Stat 437 Lecture Notes 6a

Xiongzhi Chen

Washington State University

Support vector machines (SVMs)

Nonlinear decision boundary

Need of a classifier with nonlinear decision boundary:

Enlarged feature space

Let us call a “linear classifier” a classifier with a linear decision boundary in the original feature space. One way to build a “nonlinear classifier” is

  • to enlarge the original feature space by including nonlinearly transformed feature variables
  • to apply a linear classifier, such as the support vector classifier (SVC) that is defined via the Euclidean inner product, to all feature variables in the enlarged feature space

This will give a decision boundary that is linear in the enlarged feature space but is nonlinear in the original feature space

SVC in enlarged feature space

We can build a support vector classifier (SVC) in an enlarged feature space as follows:

  • original feature space of dimension \(p\), generated by components of feature vector \(X=(X_1,\ldots,X_p)^T\)

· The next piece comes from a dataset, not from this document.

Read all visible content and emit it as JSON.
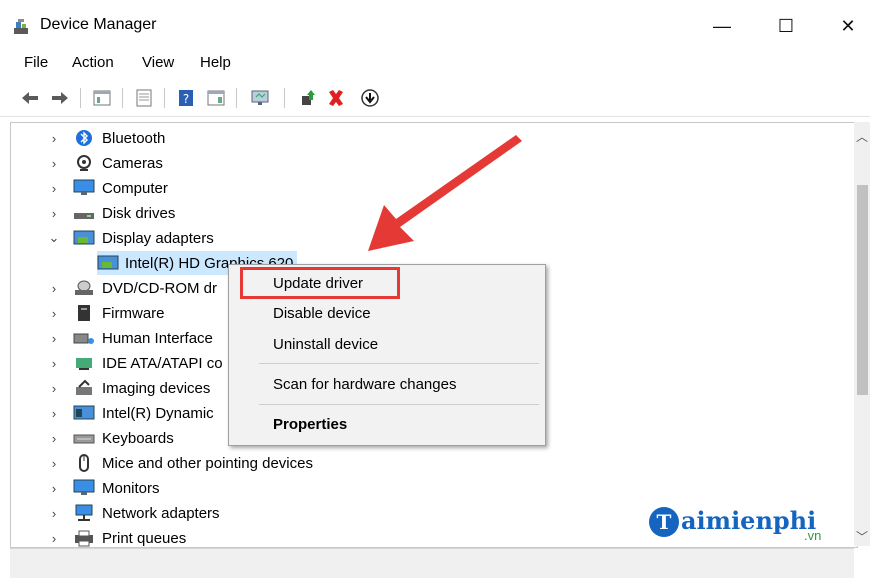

  • enlarged feature space of dimension \(2p\), generated by components of \(X\) and of \(X^{\cdot 2}=(X_1^2,\ldots,X_p^2)^T\)

  • let \(x_i\) and \(x^{\cdot 2}{_{i}}\) be the \(i\)th observation for \(X\) and \(X^{\cdot 2}\), respectively

  • let \(y_i\) be the class label for \(x_i\)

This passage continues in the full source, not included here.